Leila O'Dell is the widow of a scientist who died in the crash.(Jeffrey D. Allred for The New York Times)


He pleaded guilty to two counts of negligent homicide, but his record will be cleared if he fulfills the sentence imposed by the judge. It included 30 days in jail, 200 hours of community service, and a requirement that he read “Les Misérables” to learn, like the book’s character Jean Valjean, how to make a contribution to society.

Last February, Mr. Shaw spoke to the state House Subcommittee on Law Enforcement and Criminal Justice, which was considering a ban on texting for motorists. The measure seemed likely to fail given the legislature’s lack of interest in previous such efforts. Then Mr. Shaw stood to talk about his crash and started sobbing.

“I was the one driving and texting,” Mr. Shaw said through tears. “Excuse me. I apologize. I didn’t know the dangers.”

Ms. Warner, the victim’s advocate, said that moment was a turning point. “Before he spoke, some legislators were talking and texting,” she recalled. “After he started talking, there wasn’t a dry eye in the room.”

Under Utah’s law, someone caught texting and driving now faces up to three months in jail and up to a $750 fine, a misdemeanor. If they cause injury or death, the punishment can grow to a felony and up to a $10,000 fine and 15 years in prison.

Alaska is the only other state that takes a similarly tough approach to electronic distraction, said Ms. Teigen of the National Conference of State Legislators.

A law passed there in 2007 makes it a felony punishable by up to 20 years in prison if a driver causes a fatal accident when a television, video monitor or computer is on inside the car and in the driver’s field of vision. (The law applies to phones used for texting, but not to phones used exclusively for calling or to some other devices, like GPS devices.)

The law, which is less focused on texting than Utah’s, resulted from a 2003 accident in which a driver, who prosecutors said was watching a movie on a video monitor perched on his dashboard, killed two motorists.

These tougher penalties can lead to prickly legal questions.

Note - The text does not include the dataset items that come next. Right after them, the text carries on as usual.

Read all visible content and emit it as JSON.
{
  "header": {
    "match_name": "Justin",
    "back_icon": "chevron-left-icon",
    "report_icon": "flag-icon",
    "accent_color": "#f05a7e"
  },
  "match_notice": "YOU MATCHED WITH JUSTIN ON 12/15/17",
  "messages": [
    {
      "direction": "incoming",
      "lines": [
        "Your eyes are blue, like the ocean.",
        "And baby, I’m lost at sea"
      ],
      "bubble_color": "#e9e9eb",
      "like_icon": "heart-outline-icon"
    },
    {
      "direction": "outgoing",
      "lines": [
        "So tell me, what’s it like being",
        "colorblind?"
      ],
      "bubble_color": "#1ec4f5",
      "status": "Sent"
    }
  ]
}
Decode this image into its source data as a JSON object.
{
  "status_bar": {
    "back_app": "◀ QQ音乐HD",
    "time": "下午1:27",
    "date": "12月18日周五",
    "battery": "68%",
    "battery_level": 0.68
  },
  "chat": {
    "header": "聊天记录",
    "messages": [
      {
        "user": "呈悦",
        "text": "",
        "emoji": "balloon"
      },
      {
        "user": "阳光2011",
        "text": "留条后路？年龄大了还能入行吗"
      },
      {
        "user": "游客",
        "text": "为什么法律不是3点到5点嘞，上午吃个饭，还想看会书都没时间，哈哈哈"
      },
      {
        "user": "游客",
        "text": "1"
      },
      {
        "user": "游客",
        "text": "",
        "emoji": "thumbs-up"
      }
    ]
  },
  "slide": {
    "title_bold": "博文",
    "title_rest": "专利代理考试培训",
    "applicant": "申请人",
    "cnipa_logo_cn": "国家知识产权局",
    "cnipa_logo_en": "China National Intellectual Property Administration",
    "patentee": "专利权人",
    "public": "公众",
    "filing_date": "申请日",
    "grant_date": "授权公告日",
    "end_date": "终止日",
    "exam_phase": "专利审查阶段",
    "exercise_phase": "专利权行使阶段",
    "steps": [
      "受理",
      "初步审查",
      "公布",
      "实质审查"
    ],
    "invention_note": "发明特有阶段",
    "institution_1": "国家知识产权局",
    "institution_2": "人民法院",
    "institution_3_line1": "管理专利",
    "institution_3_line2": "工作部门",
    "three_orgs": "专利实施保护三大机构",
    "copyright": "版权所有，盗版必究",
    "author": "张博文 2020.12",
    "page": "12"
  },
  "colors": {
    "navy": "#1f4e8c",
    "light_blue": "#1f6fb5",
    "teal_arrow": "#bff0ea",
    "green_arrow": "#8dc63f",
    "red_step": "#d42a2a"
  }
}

John Wesley Hall, who just stepped down as president of the National Association of Criminal Defense Lawyers, said the police might have difficulty proving a driver suspected of texting wasn’t merely dialing a phone. And, he said, there are serious privacy and search issues raised when an officer wants to confiscate a phone.

“The police have no business going into my phone,” he said.

James Swink, the Cache County attorney, expects such challenges, but says that the police in some cases could simply get phone records later, as in the Shaw case.

More broadly, Mr. Swink said, drivers in Utah are now on notice that texting while driving is inherently reckless. And as drivers across the nation become more aware of that notion, he said, judges and prosecutors will feel more comfortable asking for big penalties. He said the Shaw case helped to pave the way.

“Once the word is out there,” he said, “it will become easier for judges to lower the big boom.”